Desperate to talk about anything other than the economy and his signature achievement, Obamacare, President Obama is left to toss out one distraction after the next in an attempt to rally (or frighten) voters to his side.

First it was the false and bizarre attacks that Republicans want to ban birth control and that Mitt Romney obviously hates women. Oh, and old people and Hispanics, too. Yes, his friend Paul Ryan would be shoving elderly people in wheelchairs over the cliff while also arresting people who want to buy ice cream. This was soon followed by Obama offering an over-the-top performance when it came to preventing a rise in student interest rate, a measure that had easy bi-partisan support all along. Yet Obama attempted to frame that issue as though he were the only one trying to stop the rise, and needlessly took his "official visit" message from one campus to the next.

Now, as the need for the extension of the Bush tax cut hits, Obama has created yet another false controversy in a battle he knows he is going to lose. His claim is simple enough: He wants to keep the tax cuts for everyone making under $250,000, and raise it for everyone else. He says this will help him keep his pledge not to raise taxes on those under $250,000, a promise already broken several times over.

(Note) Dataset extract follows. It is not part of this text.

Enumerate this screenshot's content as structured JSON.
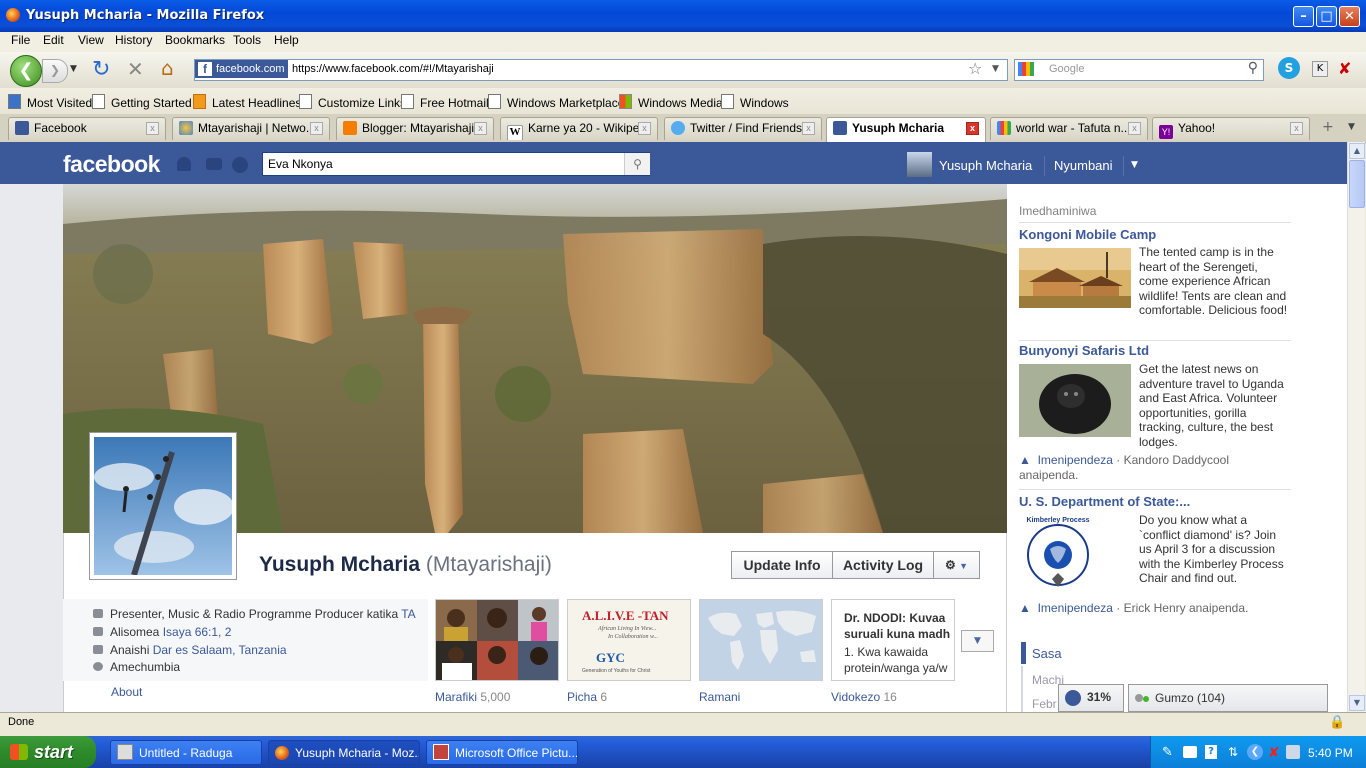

But how do we know it is all election-year posturing? Obama says he only wants to extend those limited tax cuts for one more year, and then once he is re-elected he will introduce "real" tax reform. (Let's not forget he has been president for four years and has offered not a single tax reform measure. Well, accept for raising taxes on the middle class, of course.)

If we were talking about a long-term or permanent extension, a fight would be expected. But all he is proposing is a simple one-year waiting period before letting us know what his real tax plans are. He's also expressing his "real" concern about the deficit, something that would in no way be reduced by a one year extension. So why not just extend the whole thing, something he did in 2010 with unstoppable majorities in both the House of Representatives and the US Senate? He could have raised taxes then, but alas a decimated Democratic Party wasn't about to have it. There is also doubt that the current Democrat-led Senate would even pass such a deal, and the US House raising taxes is clearly out of the question.